Zum Inhalt

DoDaS Guest: Bilal Zafar

Bitte Bildnachweis einfügen
06.06.2024, 10-11.45 Uhr (c.t.), Joseph-von-Fraunhofer-Straße 25, Raum 303 Prof. Dr. Bilal Zafar Ruhr Universität Bochum / RC Trust

Bilal Zafar is a joint guest of DoDaS, RC Trust & Lamarr-Institute

Title: On early detection of hallucinations in factual question answering

Abstract: While generative large language models (LLMs) show impressive abilities to create human like text, hallucinations remain a major impediment to their widespread adoption. In this work, we explore if the artifacts associated with the model can provide hints that a response will contain hallucinations. Specifically, we probe LLMs at 1) the inputs via integrated gradients based token attribution, 2) the outputs via the softmax probabilities, and 3) the internal state via the hidden layer and attention activations for signs of hallucinations on open ended question answering tasks. Our results show differences between hallucinations vs. non-hallucinations at all three levels, even when the first generated token is a formatting character, such as a new line. Specifically, we observer changes in entropy in input token attribution and output softmax probability for hallucinated tokens, revealing an “uncertain” behavior during model inference. This uncertain behavior also manifests itself in auxiliary classifier models trained on outputs and internal activations, which we use to create a hallucination detector. We further show that tokens preceding the hallucination can predict subsequent hallucinations before they occur.
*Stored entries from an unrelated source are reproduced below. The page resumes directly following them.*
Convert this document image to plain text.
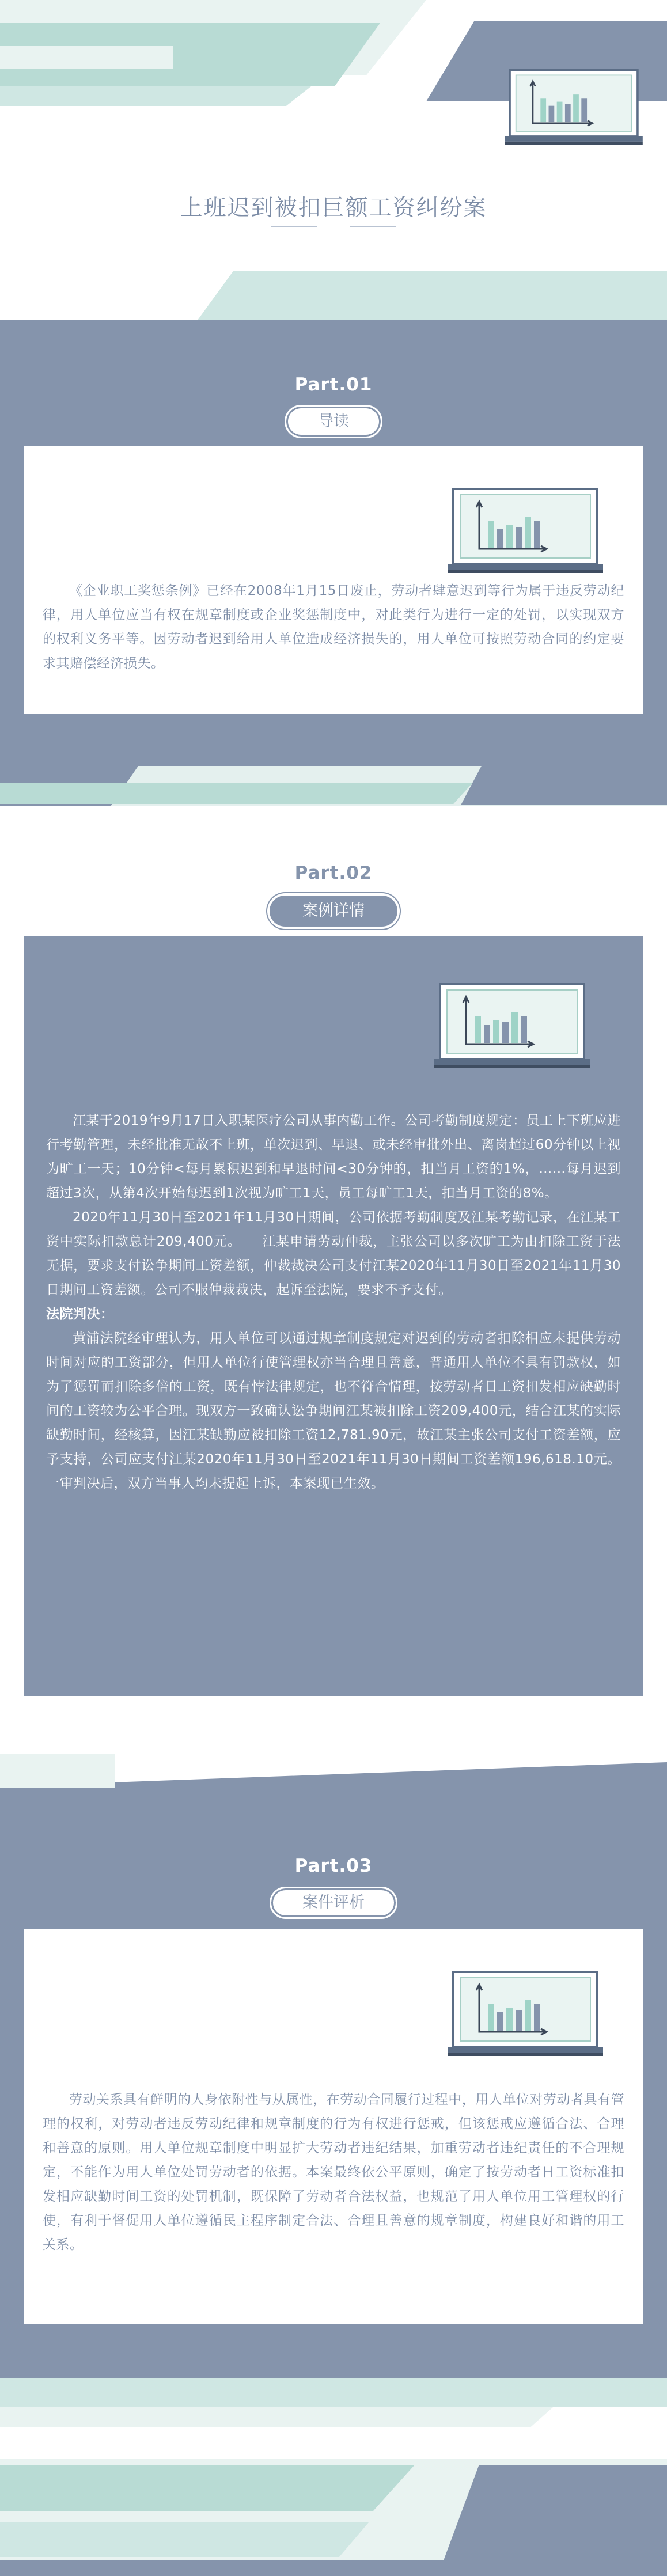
上班迟到被扣巨额工资纠纷案
Part.01
导读

《企业职工奖惩条例》已经在2008年1月15日废止，劳动者肆意迟到等行为属于违反劳动纪律，用人单位应当有权在规章制度或企业奖惩制度中，对此类行为进行一定的处罚，以实现双方的权利义务平等。因劳动者迟到给用人单位造成经济损失的，用人单位可按照劳动合同的约定要求其赔偿经济损失。

Part.02
案例详情

江某于2019年9月17日入职某医疗公司从事内勤工作。公司考勤制度规定：员工上下班应进行考勤管理，未经批准无故不上班，单次迟到、早退、或未经审批外出、离岗超过60分钟以上视为旷工一天；10分钟<每月累积迟到和早退时间<30分钟的，扣当月工资的1%，……每月迟到超过3次，从第4次开始每迟到1次视为旷工1天，员工每旷工1天，扣当月工资的8%。

2020年11月30日至2021年11月30日期间，公司依据考勤制度及江某考勤记录，在江某工资中实际扣款总计209,400元。　　江某申请劳动仲裁，主张公司以多次旷工为由扣除工资于法无据，要求支付讼争期间工资差额，仲裁裁决公司支付江某2020年11月30日至2021年11月30日期间工资差额。公司不服仲裁裁决，起诉至法院，要求不予支付。

法院判决：

黄浦法院经审理认为，用人单位可以通过规章制度规定对迟到的劳动者扣除相应未提供劳动时间对应的工资部分，但用人单位行使管理权亦当合理且善意，普通用人单位不具有罚款权，如为了惩罚而扣除多倍的工资，既有悖法律规定，也不符合情理，按劳动者日工资扣发相应缺勤时间的工资较为公平合理。现双方一致确认讼争期间江某被扣除工资209,400元，结合江某的实际缺勤时间，经核算，因江某缺勤应被扣除工资12,781.90元，故江某主张公司支付工资差额，应予支持，公司应支付江某2020年11月30日至2021年11月30日期间工资差额196,618.10元。一审判决后，双方当事人均未提起上诉，本案现已生效。

Part.03
案件评析

劳动关系具有鲜明的人身依附性与从属性，在劳动合同履行过程中，用人单位对劳动者具有管理的权利，对劳动者违反劳动纪律和规章制度的行为有权进行惩戒，但该惩戒应遵循合法、合理和善意的原则。用人单位规章制度中明显扩大劳动者违纪结果，加重劳动者违纪责任的不合理规定，不能作为用人单位处罚劳动者的依据。本案最终依公平原则，确定了按劳动者日工资标准扣发相应缺勤时间工资的处罚机制，既保障了劳动者合法权益，也规范了用人单位用工管理权的行使，有利于督促用人单位遵循民主程序制定合法、合理且善意的规章制度，构建良好和谐的用工关系。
Vita: Bilal is a professor of Computer Science at Ruhr University Bochum https://informatik.rub.de/en/ and the Research Center for Trustworthy Data Science and Security http://rc-trust.ai/ . Before joining RUB, he was a Senior Scientist at Amazon Web Services where he was building products https://aws.amazon.com/sagemaker/clarify/ to support trustworthy use of AI/ML. His research interests are in the area of human-centric Artificial Intelligence (AI) and Machine Learning (ML). His work aims to address challenges that arise when AI/ML models interact with human users. For instance, he develops algorithms for making AI/ML models more fair, explainable and robust. His work has received an Otto Hahn Medal from the Max Planck Society in 2021, a nomination for CNIL-INRIA Privacy Award'18, a Best Paper Honorable Mention Award at WWW'17, a Notable Paper Award at NeurIPS'16 Symposium on ML and the Law, and a Best Paper Award at COSN'15.